Regardless of whether the dividend is reduced in the near-term, Mattel's strong cash flow means that the dividend would likely be returned to current levels once the turnaround spending is complete anyway.
Judging by the lagging stock price, it may seem overly-optimistic to be focusing on a turnaround. Oppenheimer's respected toy analyst Sean MacGowan notes that lingering pressures related to a slow global economy are "masking what we believe are emerging signs of improvement," adding that he is taking "the longer-term view, and remain(s) positive on the stock's prospects for 12-15 months from now."

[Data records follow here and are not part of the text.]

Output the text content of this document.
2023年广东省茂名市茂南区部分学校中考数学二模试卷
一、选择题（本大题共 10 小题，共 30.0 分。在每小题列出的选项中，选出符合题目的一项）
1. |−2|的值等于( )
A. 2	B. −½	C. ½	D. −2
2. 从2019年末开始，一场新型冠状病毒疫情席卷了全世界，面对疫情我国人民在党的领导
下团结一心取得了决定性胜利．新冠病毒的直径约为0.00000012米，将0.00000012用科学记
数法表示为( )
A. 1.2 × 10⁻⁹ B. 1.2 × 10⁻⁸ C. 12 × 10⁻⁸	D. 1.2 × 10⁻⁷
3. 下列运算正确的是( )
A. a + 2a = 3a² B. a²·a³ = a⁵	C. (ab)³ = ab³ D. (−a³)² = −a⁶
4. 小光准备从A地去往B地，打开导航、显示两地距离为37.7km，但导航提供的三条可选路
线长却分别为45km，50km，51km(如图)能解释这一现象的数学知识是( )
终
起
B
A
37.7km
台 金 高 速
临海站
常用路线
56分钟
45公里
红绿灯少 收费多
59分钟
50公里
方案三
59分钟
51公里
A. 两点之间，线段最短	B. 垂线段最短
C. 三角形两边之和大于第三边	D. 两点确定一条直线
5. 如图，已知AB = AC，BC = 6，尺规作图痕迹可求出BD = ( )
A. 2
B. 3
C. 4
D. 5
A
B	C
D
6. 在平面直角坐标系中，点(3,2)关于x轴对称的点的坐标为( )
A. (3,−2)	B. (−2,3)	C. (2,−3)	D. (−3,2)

In a nutshell, this is how turnarounds tend to play out. Management starts to pull a range of levers that only bear a little fruit in the near-term, leading shares to continue to languish. Yet as results start to strengthen, investors start to take note of appealing valuations, robust dividend yields, and rising cash flow. For Mattel, that backdrop is just now coming into focus.
Mattel will report Q3 results on October 15. At that time, listen for management's expanded commentary around the company's turnaround efforts. There may just be enough "green shoots" that enable investors to again focus on the long-term upside for this beaten-down stock.
Risks To Consider: Mattel faces a changing landscape for children's entertainment. Management must tailor the still-strong brands to modern, technology-oriented platforms.
Action To Take: Every year, investors are presented with the chance to buy solid but struggling businesses. The key is to focus on such businesses that have a clear path for a turnaround. Mattel is pursuing a textbook business revamp that should greatly enrich shareholders in the next 12 to 18 months.